Image d'illustration. Vue aérienne d un véhicule de police avec feux allumésADN
À Nantes, une fusillade a coûté la vie à un garçon de 14 ans et fait deux blessés graves, parmi lesquels un autre mineur. Le drame s’est produit mardi soir, suscitant l’émoi dans le quartier concerné.
Tl;dr
- Un adolescent tué par balles à Nantes, deux blessés.
- Laurent Nunez se rend sur place vendredi.
- Vague de violences armées dans le quartier Port-Boyer.
Nouvelle fusillade à Nantes : un adolescent perd la vie
Dans le quartier sensible de Port-Boyer, à Nantes, la soirée du jeudi 14 mai 2026 a basculé dans l’horreur. Aux alentours de 19h30, des coups de feu retentissent rue de Pornichet. Un jeune garçon, âgé de seulement quatorze ans, est mortellement touché – une balle aurait atteint son cœur.
À ses côtés, deux autres personnes sont blessées. Parmi elles, au moins une mineure ; toutes deux ont été rapidement hospitalisées et leurs jours ne seraient pas en danger.
Des violences récurrentes, inquiétudes grandissantes
Ce drame n’est malheureusement pas isolé. Selon la police, il s’agit déjà du 26ᵉ épisode de tirs depuis le début de l’année dans la ville.
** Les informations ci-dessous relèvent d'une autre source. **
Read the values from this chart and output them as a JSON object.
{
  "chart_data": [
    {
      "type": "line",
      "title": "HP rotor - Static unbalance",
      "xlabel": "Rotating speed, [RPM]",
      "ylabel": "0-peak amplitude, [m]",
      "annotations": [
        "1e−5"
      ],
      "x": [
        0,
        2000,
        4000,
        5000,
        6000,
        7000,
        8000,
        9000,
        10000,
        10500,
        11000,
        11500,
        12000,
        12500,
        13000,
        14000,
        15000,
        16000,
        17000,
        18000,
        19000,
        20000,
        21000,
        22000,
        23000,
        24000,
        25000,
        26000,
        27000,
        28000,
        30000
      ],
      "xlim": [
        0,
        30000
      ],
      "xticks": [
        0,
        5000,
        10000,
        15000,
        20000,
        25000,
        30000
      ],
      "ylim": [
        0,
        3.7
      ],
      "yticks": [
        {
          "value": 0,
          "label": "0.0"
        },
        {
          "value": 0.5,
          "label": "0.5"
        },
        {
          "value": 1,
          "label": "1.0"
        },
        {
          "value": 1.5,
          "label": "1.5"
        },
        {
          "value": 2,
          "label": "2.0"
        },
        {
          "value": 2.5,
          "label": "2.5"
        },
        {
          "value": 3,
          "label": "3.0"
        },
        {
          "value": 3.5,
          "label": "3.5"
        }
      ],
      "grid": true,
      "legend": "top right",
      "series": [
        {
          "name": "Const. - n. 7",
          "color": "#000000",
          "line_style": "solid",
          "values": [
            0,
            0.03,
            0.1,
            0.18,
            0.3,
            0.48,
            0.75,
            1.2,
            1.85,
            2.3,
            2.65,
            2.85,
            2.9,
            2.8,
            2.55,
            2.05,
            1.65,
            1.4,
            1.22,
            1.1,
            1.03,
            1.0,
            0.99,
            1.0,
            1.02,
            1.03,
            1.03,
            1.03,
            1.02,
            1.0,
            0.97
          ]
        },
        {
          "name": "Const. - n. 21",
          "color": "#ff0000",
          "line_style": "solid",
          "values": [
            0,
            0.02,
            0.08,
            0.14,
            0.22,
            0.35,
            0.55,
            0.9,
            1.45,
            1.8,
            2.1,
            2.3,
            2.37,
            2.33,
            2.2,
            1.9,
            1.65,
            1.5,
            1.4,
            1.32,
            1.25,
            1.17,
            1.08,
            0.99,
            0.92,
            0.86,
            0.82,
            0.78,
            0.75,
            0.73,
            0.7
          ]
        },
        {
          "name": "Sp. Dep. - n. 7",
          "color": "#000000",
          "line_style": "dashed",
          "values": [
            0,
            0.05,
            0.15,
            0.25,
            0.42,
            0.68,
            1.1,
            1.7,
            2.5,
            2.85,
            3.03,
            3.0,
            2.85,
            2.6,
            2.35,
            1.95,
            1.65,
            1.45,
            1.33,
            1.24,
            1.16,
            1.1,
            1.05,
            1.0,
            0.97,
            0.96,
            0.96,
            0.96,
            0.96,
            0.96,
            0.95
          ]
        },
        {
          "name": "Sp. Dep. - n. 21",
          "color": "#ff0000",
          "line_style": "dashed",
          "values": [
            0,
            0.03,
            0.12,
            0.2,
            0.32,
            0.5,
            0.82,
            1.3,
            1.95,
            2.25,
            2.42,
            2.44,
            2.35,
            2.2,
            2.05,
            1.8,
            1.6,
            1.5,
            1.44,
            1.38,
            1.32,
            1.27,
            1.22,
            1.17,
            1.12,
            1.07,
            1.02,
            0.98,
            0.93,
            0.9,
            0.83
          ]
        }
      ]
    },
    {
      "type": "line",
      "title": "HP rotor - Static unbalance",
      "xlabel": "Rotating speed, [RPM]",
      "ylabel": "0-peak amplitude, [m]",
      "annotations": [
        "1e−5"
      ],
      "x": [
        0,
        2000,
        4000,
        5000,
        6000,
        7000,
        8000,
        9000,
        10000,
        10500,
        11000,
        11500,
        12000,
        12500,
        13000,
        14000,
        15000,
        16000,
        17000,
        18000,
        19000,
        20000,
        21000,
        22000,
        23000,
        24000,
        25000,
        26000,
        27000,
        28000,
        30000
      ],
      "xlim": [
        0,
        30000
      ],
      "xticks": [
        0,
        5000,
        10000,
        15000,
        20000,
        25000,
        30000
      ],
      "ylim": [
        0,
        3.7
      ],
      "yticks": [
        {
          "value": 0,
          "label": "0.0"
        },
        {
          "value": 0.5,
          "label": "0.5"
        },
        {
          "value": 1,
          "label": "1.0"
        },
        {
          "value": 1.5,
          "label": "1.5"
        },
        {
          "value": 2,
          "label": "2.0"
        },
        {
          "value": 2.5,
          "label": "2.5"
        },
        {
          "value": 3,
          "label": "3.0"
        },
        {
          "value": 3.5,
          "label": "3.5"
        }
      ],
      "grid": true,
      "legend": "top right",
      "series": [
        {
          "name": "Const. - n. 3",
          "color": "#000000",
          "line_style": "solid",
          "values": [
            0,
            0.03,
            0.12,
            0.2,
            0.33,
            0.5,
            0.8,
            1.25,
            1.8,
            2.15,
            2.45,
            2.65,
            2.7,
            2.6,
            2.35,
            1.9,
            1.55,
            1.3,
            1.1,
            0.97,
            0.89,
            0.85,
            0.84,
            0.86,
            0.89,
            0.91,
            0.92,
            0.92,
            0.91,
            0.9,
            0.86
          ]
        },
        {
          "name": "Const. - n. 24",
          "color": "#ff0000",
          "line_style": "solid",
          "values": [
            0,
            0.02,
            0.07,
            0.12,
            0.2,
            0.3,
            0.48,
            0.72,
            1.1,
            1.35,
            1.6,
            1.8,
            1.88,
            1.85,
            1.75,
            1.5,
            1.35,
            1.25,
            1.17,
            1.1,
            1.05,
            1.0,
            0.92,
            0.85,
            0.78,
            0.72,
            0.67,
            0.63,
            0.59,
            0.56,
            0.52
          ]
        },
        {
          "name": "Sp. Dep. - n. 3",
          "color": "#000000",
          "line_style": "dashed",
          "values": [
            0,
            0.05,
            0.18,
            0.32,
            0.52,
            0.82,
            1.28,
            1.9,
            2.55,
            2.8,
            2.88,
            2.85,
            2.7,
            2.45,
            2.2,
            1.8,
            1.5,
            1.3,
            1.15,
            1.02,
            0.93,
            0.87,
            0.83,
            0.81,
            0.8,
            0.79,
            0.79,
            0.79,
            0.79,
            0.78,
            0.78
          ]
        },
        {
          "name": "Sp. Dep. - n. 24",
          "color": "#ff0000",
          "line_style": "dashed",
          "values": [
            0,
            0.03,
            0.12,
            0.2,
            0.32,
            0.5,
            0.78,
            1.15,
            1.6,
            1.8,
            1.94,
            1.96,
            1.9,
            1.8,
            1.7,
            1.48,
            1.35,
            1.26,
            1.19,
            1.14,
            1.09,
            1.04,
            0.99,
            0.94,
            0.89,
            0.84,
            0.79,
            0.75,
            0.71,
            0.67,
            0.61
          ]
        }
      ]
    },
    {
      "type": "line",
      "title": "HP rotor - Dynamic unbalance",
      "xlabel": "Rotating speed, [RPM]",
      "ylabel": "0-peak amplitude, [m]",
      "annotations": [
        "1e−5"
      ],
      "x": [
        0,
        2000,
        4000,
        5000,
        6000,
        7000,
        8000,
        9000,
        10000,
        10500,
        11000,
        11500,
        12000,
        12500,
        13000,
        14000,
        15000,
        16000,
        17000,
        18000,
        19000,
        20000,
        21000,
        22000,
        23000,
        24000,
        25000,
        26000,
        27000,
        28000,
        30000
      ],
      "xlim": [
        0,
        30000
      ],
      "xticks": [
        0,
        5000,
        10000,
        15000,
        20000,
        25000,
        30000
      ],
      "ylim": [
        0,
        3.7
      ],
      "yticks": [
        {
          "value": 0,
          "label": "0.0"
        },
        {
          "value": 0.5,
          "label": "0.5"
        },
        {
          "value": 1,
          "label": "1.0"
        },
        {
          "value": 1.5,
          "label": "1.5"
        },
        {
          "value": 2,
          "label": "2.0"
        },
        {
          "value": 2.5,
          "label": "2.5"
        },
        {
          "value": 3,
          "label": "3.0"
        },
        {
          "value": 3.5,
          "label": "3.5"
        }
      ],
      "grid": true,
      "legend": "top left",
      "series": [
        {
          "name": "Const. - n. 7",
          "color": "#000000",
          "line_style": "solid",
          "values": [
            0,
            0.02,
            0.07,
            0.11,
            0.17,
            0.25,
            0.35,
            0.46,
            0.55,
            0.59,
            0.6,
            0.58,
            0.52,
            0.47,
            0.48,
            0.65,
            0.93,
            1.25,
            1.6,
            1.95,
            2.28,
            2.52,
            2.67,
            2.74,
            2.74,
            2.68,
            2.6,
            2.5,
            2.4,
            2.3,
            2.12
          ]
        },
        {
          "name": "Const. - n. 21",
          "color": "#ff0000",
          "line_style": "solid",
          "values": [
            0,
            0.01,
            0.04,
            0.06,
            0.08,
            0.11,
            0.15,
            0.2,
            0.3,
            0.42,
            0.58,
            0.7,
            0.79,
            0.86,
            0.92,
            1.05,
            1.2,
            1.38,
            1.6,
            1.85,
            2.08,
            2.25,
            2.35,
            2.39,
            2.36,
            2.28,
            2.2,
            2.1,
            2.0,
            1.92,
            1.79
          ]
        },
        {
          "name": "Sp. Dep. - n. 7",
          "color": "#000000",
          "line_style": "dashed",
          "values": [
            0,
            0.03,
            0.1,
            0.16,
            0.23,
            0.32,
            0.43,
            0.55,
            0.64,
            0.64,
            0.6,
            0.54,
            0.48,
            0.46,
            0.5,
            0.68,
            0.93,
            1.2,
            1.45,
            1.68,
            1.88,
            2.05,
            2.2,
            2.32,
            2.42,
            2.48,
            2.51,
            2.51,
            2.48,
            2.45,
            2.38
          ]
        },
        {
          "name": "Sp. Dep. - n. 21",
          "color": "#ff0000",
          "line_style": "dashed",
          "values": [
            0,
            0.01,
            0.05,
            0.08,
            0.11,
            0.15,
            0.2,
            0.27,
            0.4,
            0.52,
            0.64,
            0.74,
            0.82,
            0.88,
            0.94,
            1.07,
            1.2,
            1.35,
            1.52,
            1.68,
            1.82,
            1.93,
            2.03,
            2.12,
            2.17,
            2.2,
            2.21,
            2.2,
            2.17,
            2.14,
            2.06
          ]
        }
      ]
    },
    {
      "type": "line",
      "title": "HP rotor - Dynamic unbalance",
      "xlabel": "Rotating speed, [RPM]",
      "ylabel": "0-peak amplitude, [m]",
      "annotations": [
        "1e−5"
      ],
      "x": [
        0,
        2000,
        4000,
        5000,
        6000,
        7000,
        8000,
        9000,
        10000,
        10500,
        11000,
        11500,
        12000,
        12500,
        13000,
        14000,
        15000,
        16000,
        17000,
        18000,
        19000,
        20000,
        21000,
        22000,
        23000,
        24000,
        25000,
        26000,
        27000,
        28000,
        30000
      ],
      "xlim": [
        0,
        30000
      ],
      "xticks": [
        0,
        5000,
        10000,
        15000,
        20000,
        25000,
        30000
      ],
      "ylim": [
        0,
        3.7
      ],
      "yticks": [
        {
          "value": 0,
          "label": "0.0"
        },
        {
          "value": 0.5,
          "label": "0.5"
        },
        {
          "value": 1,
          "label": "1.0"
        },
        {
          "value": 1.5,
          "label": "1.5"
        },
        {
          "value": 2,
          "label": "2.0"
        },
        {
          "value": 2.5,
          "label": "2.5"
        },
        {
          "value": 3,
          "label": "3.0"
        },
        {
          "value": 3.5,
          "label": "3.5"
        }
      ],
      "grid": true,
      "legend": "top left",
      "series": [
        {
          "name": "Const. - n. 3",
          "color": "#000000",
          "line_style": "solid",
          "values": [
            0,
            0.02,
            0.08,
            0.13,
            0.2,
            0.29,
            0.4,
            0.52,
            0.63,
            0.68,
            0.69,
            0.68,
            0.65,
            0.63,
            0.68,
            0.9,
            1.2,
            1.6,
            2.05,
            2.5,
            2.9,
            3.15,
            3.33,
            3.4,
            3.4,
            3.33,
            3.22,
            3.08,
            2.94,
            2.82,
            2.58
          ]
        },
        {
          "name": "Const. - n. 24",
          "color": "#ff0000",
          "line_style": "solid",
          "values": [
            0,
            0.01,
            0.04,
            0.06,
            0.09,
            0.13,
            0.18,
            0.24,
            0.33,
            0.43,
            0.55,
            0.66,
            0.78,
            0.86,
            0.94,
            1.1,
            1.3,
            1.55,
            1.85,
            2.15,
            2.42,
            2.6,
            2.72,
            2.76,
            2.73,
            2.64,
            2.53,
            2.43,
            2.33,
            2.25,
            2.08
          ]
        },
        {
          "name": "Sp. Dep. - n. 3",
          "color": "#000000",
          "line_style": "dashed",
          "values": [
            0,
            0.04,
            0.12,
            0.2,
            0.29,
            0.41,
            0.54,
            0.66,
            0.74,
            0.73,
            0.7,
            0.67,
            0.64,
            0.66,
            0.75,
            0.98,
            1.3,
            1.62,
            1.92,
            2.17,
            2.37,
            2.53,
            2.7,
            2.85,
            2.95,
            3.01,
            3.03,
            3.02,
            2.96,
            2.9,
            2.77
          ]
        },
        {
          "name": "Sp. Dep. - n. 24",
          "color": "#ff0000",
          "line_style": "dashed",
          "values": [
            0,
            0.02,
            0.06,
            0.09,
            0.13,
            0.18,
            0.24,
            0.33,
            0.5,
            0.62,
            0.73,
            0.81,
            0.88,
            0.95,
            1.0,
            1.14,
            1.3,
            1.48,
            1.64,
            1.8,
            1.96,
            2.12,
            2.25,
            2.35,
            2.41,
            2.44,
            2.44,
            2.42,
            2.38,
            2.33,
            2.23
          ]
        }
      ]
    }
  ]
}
Le quartier Port-Boyer connaît une recrudescence des violences armées : il y a seulement quelques jours, le dimanche 10 mai, un jeune homme de dix-huit ans avait été blessé par balle exactement au même endroit — cette fois-là aussi, son pronostic vital n’était pas engagé.
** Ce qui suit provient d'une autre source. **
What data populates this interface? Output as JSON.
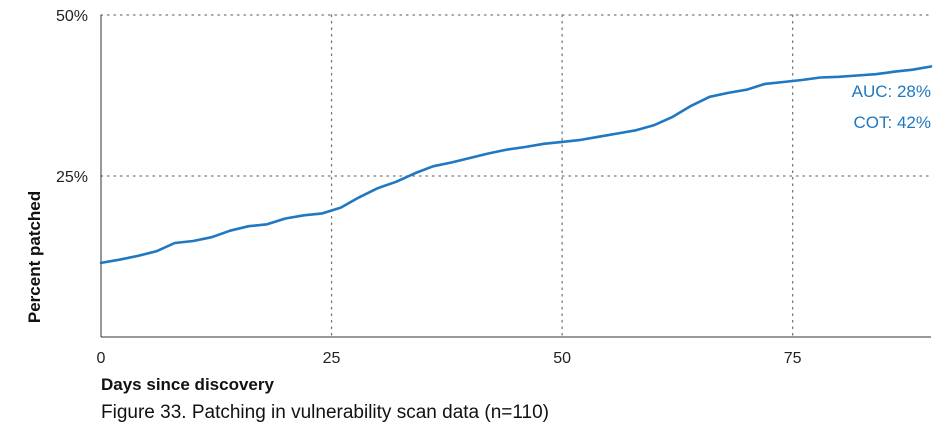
{
  "caption": "Figure 33. Patching in vulnerability scan data (n=110)",
  "chart_data": {
    "type": "line",
    "xlabel": "Days since discovery",
    "ylabel": "Percent patched",
    "xlim": [
      0,
      90
    ],
    "ylim": [
      0,
      50
    ],
    "x_ticks": [
      0,
      25,
      50,
      75
    ],
    "x_tick_labels": [
      "0",
      "25",
      "50",
      "75"
    ],
    "y_ticks": [
      25,
      50
    ],
    "y_tick_labels": [
      "25%",
      "50%"
    ],
    "grid": true,
    "annotations": [
      "AUC: 28%",
      "COT: 42%"
    ],
    "colors": {
      "line": "#1f78c1",
      "annotation": "#1f78c1",
      "grid": "#777777",
      "axis": "#333333"
    },
    "series": [
      {
        "x": [
          0,
          2,
          4,
          6,
          8,
          10,
          12,
          14,
          16,
          18,
          20,
          22,
          24,
          26,
          28,
          30,
          32,
          34,
          36,
          38,
          40,
          42,
          44,
          46,
          48,
          50,
          52,
          54,
          56,
          58,
          60,
          62,
          64,
          66,
          68,
          70,
          72,
          74,
          76,
          78,
          80,
          82,
          84,
          86,
          88,
          90
        ],
        "y": [
          11.5,
          12.0,
          12.6,
          13.3,
          14.6,
          14.9,
          15.5,
          16.5,
          17.2,
          17.5,
          18.4,
          18.9,
          19.2,
          20.1,
          21.7,
          23.1,
          24.1,
          25.4,
          26.5,
          27.1,
          27.8,
          28.5,
          29.1,
          29.5,
          30.0,
          30.3,
          30.6,
          31.1,
          31.6,
          32.1,
          32.9,
          34.2,
          35.9,
          37.3,
          37.9,
          38.4,
          39.3,
          39.6,
          39.9,
          40.3,
          40.4,
          40.6,
          40.8,
          41.2,
          41.5,
          42.0
        ]
      }
    ]
  }
}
Fin avril, toujours dans ce secteur fragile, un autre jeune avait trouvé la mort lors d’un échange de tirs vraisemblablement lié au narcotrafic, comme l’a expliqué le procureur de Nantes, Antoine Leroy.
Réactions officielles et enquête en cours
Face à l’émotion suscitée par cette nouvelle fusillade, les réactions n’ont pas tardé. La maire PS de Nantes, Johanna Rolland, actuellement hors de la ville au moment des faits, a indiqué « s’organiser pour rentrer immédiatement ». Par ailleurs, le ministre de l’Intérieur, Laurent Nunez, prévoit un déplacement sur les lieux dès vendredi pour « exprimer son soutien aux habitants et rencontrer les forces de l’ordre mobilisées ».
Sur place dès les premières minutes après le drame : la division spécialisée de la police judiciaire — la DCOS (division de la criminalité organisée et spécialisée). D’après les premières constatations recueillies par Presse Océan, les auteurs auraient pris la fuite à bord d’un deux-roues.
L’escalade alarmante d’une violence urbaine
La succession d’incidents armés dans ce quartier interroge sur l’emprise croissante des réseaux criminels. Les habitants oscillent entre inquiétude et colère alors que s’enchaînent ces tragédies qui mettent en lumière l’ampleur des défis sécuritaires auxquels fait face Nantes.